It was rare for anyone to call us by phone but when they did if they were from out of town it became a thing involving others. From their place they rang their local telephone exchange and asked to be connected to Camperdown 232. The telephonist replied, “Connecting to Camperdown”. Our local telephonist ( one of the many women employed in the job) would pull out a weighted cord, and connect it to a port housing our number. Our caller needed just three numbers – 232 – to enjoy the service of calling our home. It rarely rang – maybe – once a month.
Our family practise was to make eight calls a month. The first call was to the taxi. Each week Mum would book a taxi to take us all off to church. On Thursdays Mum would phone the grocers Moran and Cato. Before doing this she would have prepared a list of the necessities she needed. The list may have read something like this.
8 oz of tea,
1 Lb Plain Flour
1 Lb Self Raising Flour
8 Oz Sunshine Marie Biscuits
1/2 Lb Brockoffs Crisp biscuits
1 Lb Butter
1 Lb John Bull Oats
2 Oz Vegemite
8 Oz Sultannas
8 Oz Weetbix
1 packet Kraft Cheddar
1 packet Pattie Pans
1 bar of Solvol
1 Lb Sunwhite Rice
1 26 Oz. Bottle of Vinegar
1 bar of Velvet soap
(It really didn’t matter. The list was simple but when she rang she had specific things in mind. The grocer did not sell fruit and vegetables and if you wanted meat you needed the butcher, not the grocer).

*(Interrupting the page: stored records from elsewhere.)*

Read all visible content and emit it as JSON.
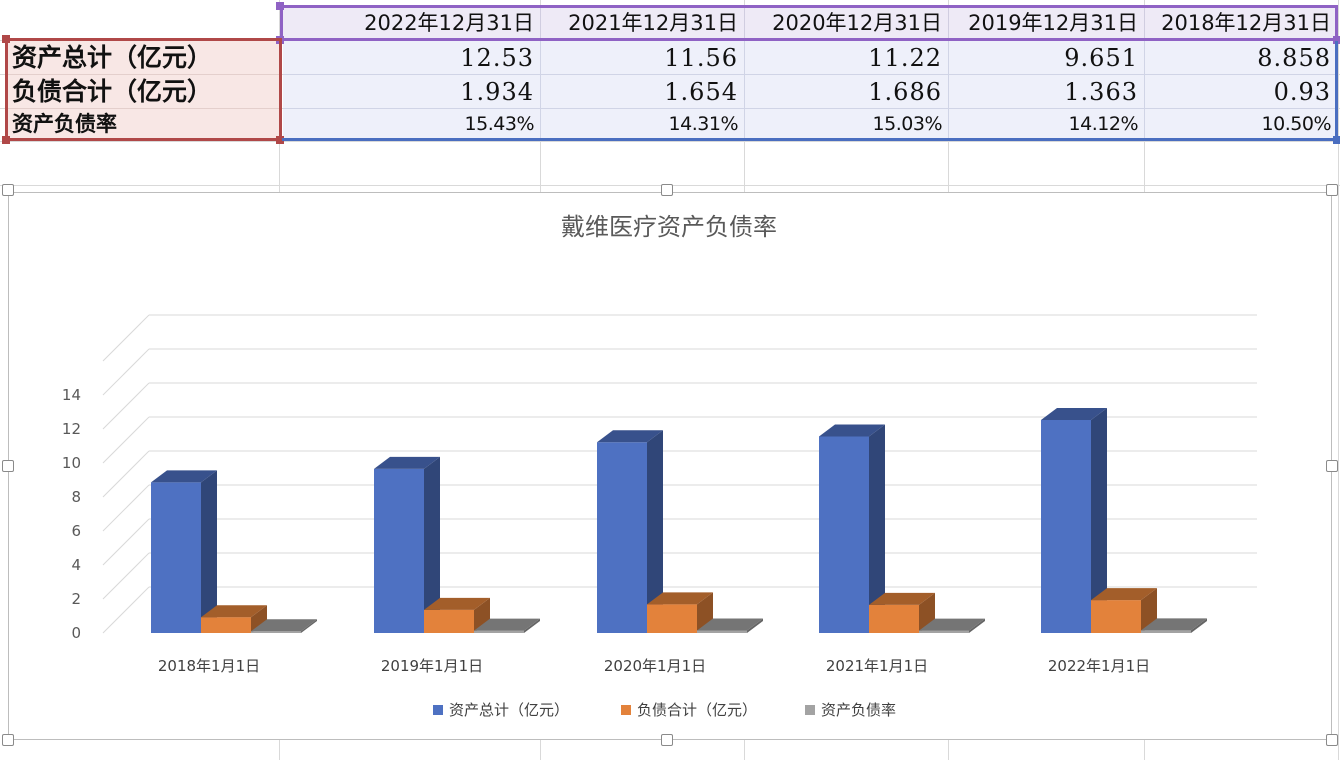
{
  "sheet": {
    "header_dates": [
      "2022年12月31日",
      "2021年12月31日",
      "2020年12月31日",
      "2019年12月31日",
      "2018年12月31日"
    ],
    "rows": [
      {
        "label": "资产总计（亿元）",
        "values": [
          "12.53",
          "11.56",
          "11.22",
          "9.651",
          "8.858"
        ]
      },
      {
        "label": "负债合计（亿元）",
        "values": [
          "1.934",
          "1.654",
          "1.686",
          "1.363",
          "0.93"
        ]
      },
      {
        "label": "资产负债率",
        "values": [
          "15.43%",
          "14.31%",
          "15.03%",
          "14.12%",
          "10.50%"
        ]
      }
    ]
  },
  "chart_data": {
    "type": "bar",
    "title": "戴维医疗资产负债率",
    "categories": [
      "2018年1月1日",
      "2019年1月1日",
      "2020年1月1日",
      "2021年1月1日",
      "2022年1月1日"
    ],
    "series": [
      {
        "name": "资产总计（亿元）",
        "values": [
          8.858,
          9.651,
          11.22,
          11.56,
          12.53
        ],
        "color": "#4e71c2"
      },
      {
        "name": "负债合计（亿元）",
        "values": [
          0.93,
          1.363,
          1.686,
          1.654,
          1.934
        ],
        "color": "#e3823b"
      },
      {
        "name": "资产负债率",
        "values": [
          0.105,
          0.1412,
          0.1503,
          0.1431,
          0.1543
        ],
        "color": "#a3a3a3"
      }
    ],
    "yticks": [
      "0",
      "2",
      "4",
      "6",
      "8",
      "10",
      "12",
      "14"
    ],
    "ylim": [
      0,
      14
    ],
    "grid": true,
    "legend_position": "bottom",
    "xlabel": "",
    "ylabel": ""
  }
}
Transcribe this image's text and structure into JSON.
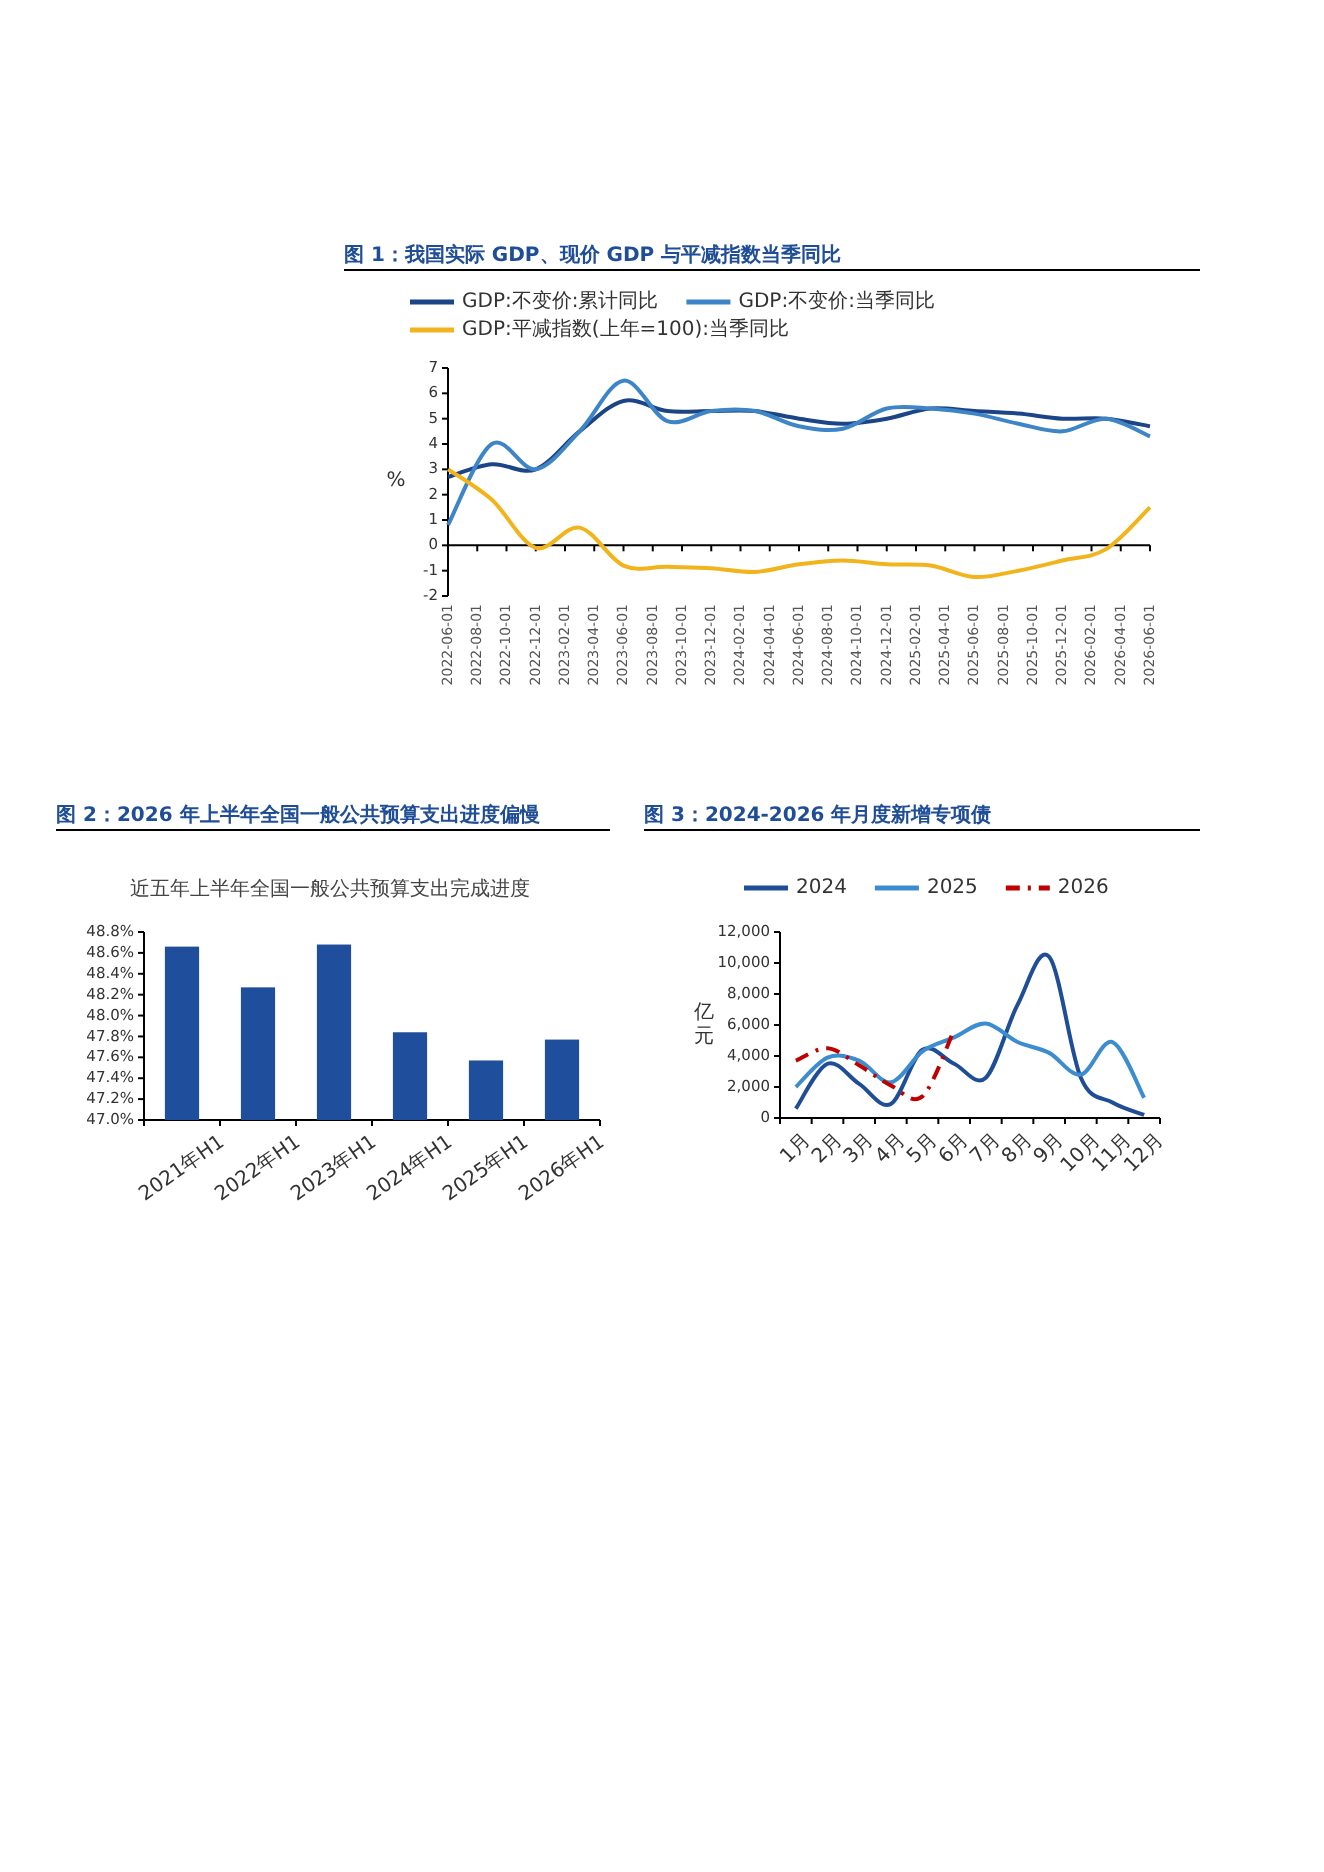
{
  "chart_data": [
    {
      "type": "line",
      "title": "图 1：我国实际 GDP、现价 GDP 与平减指数当季同比",
      "ylabel": "%",
      "legend": "top",
      "x": [
        "2022-06-01",
        "2022-09-01",
        "2022-12-01",
        "2023-03-01",
        "2023-06-01",
        "2023-09-01",
        "2023-12-01",
        "2024-03-01",
        "2024-06-01",
        "2024-09-01",
        "2024-12-01",
        "2025-03-01",
        "2025-06-01",
        "2025-09-01",
        "2025-12-01",
        "2026-03-01",
        "2026-06-01"
      ],
      "series": [
        {
          "name": "GDP:不变价:累计同比",
          "color": "#1c4587",
          "values": [
            2.7,
            3.2,
            3.0,
            4.5,
            5.7,
            5.3,
            5.3,
            5.3,
            5.0,
            4.8,
            5.0,
            5.4,
            5.3,
            5.2,
            5.0,
            5.0,
            4.7
          ]
        },
        {
          "name": "GDP:不变价:当季同比",
          "color": "#3d85c6",
          "values": [
            0.8,
            4.0,
            3.0,
            4.5,
            6.5,
            4.9,
            5.3,
            5.3,
            4.7,
            4.6,
            5.4,
            5.4,
            5.2,
            4.8,
            4.5,
            5.0,
            4.3
          ]
        },
        {
          "name": "GDP:平减指数(上年=100):当季同比",
          "color": "#f1b41c",
          "values": [
            3.0,
            1.8,
            -0.1,
            0.7,
            -0.8,
            -0.85,
            -0.9,
            -1.05,
            -0.75,
            -0.6,
            -0.75,
            -0.8,
            -1.25,
            -1.0,
            -0.6,
            -0.15,
            1.5
          ]
        }
      ],
      "xlim": [
        "2022-06-01",
        "2026-06-01"
      ],
      "xticks": [
        "2022-06-01",
        "2022-08-01",
        "2022-10-01",
        "2022-12-01",
        "2023-02-01",
        "2023-04-01",
        "2023-06-01",
        "2023-08-01",
        "2023-10-01",
        "2023-12-01",
        "2024-02-01",
        "2024-04-01",
        "2024-06-01",
        "2024-08-01",
        "2024-10-01",
        "2024-12-01",
        "2025-02-01",
        "2025-04-01",
        "2025-06-01",
        "2025-08-01",
        "2025-10-01",
        "2025-12-01",
        "2026-02-01",
        "2026-04-01",
        "2026-06-01"
      ],
      "ylim": [
        -2,
        7
      ],
      "yticks": [
        -2,
        -1,
        0,
        1,
        2,
        3,
        4,
        5,
        6,
        7
      ]
    },
    {
      "type": "bar",
      "title": "图 2：2026 年上半年全国一般公共预算支出进度偏慢",
      "subtitle": "近五年上半年全国一般公共预算支出完成进度",
      "categories": [
        "2021年H1",
        "2022年H1",
        "2023年H1",
        "2024年H1",
        "2025年H1",
        "2026年H1"
      ],
      "values": [
        48.66,
        48.27,
        48.68,
        47.84,
        47.57,
        47.77
      ],
      "color": "#1f4e9c",
      "ylim": [
        47.0,
        48.8
      ],
      "yticks": [
        {
          "value": 47.0,
          "label": "47.0%"
        },
        {
          "value": 47.2,
          "label": "47.2%"
        },
        {
          "value": 47.4,
          "label": "47.4%"
        },
        {
          "value": 47.6,
          "label": "47.6%"
        },
        {
          "value": 47.8,
          "label": "47.8%"
        },
        {
          "value": 48.0,
          "label": "48.0%"
        },
        {
          "value": 48.2,
          "label": "48.2%"
        },
        {
          "value": 48.4,
          "label": "48.4%"
        },
        {
          "value": 48.6,
          "label": "48.6%"
        },
        {
          "value": 48.8,
          "label": "48.8%"
        }
      ]
    },
    {
      "type": "line",
      "title": "图 3：2024-2026 年月度新增专项债",
      "ylabel": "亿元",
      "legend": "top",
      "categories": [
        "1月",
        "2月",
        "3月",
        "4月",
        "5月",
        "6月",
        "7月",
        "8月",
        "9月",
        "10月",
        "11月",
        "12月"
      ],
      "series": [
        {
          "name": "2024",
          "color": "#1f4e96",
          "values": [
            600,
            3500,
            2200,
            900,
            4400,
            3500,
            2600,
            7300,
            10400,
            2600,
            1000,
            200
          ]
        },
        {
          "name": "2025",
          "color": "#3c8dd0",
          "values": [
            2000,
            3900,
            3700,
            2300,
            4300,
            5200,
            6100,
            4900,
            4200,
            2800,
            4900,
            1300
          ]
        },
        {
          "name": "2026",
          "color": "#c00000",
          "line_style": "dashed",
          "values": [
            3700,
            4500,
            3400,
            2100,
            1400,
            5700,
            null,
            null,
            null,
            null,
            null,
            null
          ]
        }
      ],
      "ylim": [
        0,
        12000
      ],
      "yticks": [
        0,
        {
          "value": 2000,
          "label": "2,000"
        },
        {
          "value": 4000,
          "label": "4,000"
        },
        {
          "value": 6000,
          "label": "6,000"
        },
        {
          "value": 8000,
          "label": "8,000"
        },
        {
          "value": 10000,
          "label": "10,000"
        },
        {
          "value": 12000,
          "label": "12,000"
        }
      ]
    }
  ]
}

List at the ready she walked to the hallway, where the phone lived – bolted to the wall. She reached up and took hold of the ear piece. She stood in front of the phone and twirled the magneto handle, listened, and spoke.
“Camperdown 75 please.” (A little wait and then she would recite her list. A few hours later the grocer came with a box of the goodies she ordered. (None of it appealed to a hungry young boy).
At the end of her call she replaced the ear piece on the carrier at the side of the wooden Oak box that was our telephone.
Most of the household communication was by letter but once a year Dad would contact a brother in Duns Scotland and they would share a minute or two talking. After that time the operator would interrupt the call and enquire , “Your time is nearly up. Do you want to extend the call for another minute?” Frequently thrift determined the call would cease. On the second, the operator would disconnect the lines and the call ceased.
The Post Master General ran the operations for the Federal Government. Homes were connected to the network of copper wires crisscrossing the country, wired to their insulators on poles, and stretched across the countryside five metres from the ground. If you didn’t like the PMG you had no alternative. An army of PMG workers spent the day fixing broken lines, telephones, and exchanges because all the emergency services depended on the system working.
(In writing this I am reminded how the telephone lines ran beside the railway line between towns and sidings. As a steam train passenger, in my experience, smoke from the engine would blow past the window, the train clickedly – clacked as each wheel ran over the joints in the line, and the telephone lines would fall and rise between each post in rhythmic movements. The whole effect was mesmerising.)
It was years before it was commonplace for homes to have desk telephones. For few homes were large enough to accommodate an extra telephone table and chair. In time phones became smaller, smarter, and they came in a variety of colours with a single hand piece – to listen to – and capture the speaker’s voice. The off site operator disappeared and the home owner was able to dial directly from the phone with a rotary dial connector to anywhere else.
When more people connected the number of lines multiplied each year. To save time – people kept a teledex of the numbers they most frequently used handy to save them searching through the phone book for them.
As a teenager I didn’t call my friends on the phone. We had been trained to consider the cost of a call. My sisters didn’t make calls either. I was in my fifties before I had a mobile phone. It was provided as a work tool and as the book – keeper monitored the usage it was limited to essential calls regarding appointments.
The ubiquitous use of phones is relatively new. One surprising thing is how quickly they become redundant. Last year Samsung took over from Apple as the most popular phone. Today I read China’s Huawei has eclipsed them. It seems only a few years since no one had anything but a Nokia.
The modern Miss or Mister could not imagine anyone using a fifty year old phone except as a stage prop in Arsenic and Old Lace like we did.
Certainly Alexander Graham Bell must be restless in his grave if he ever thinks of what he unleashed.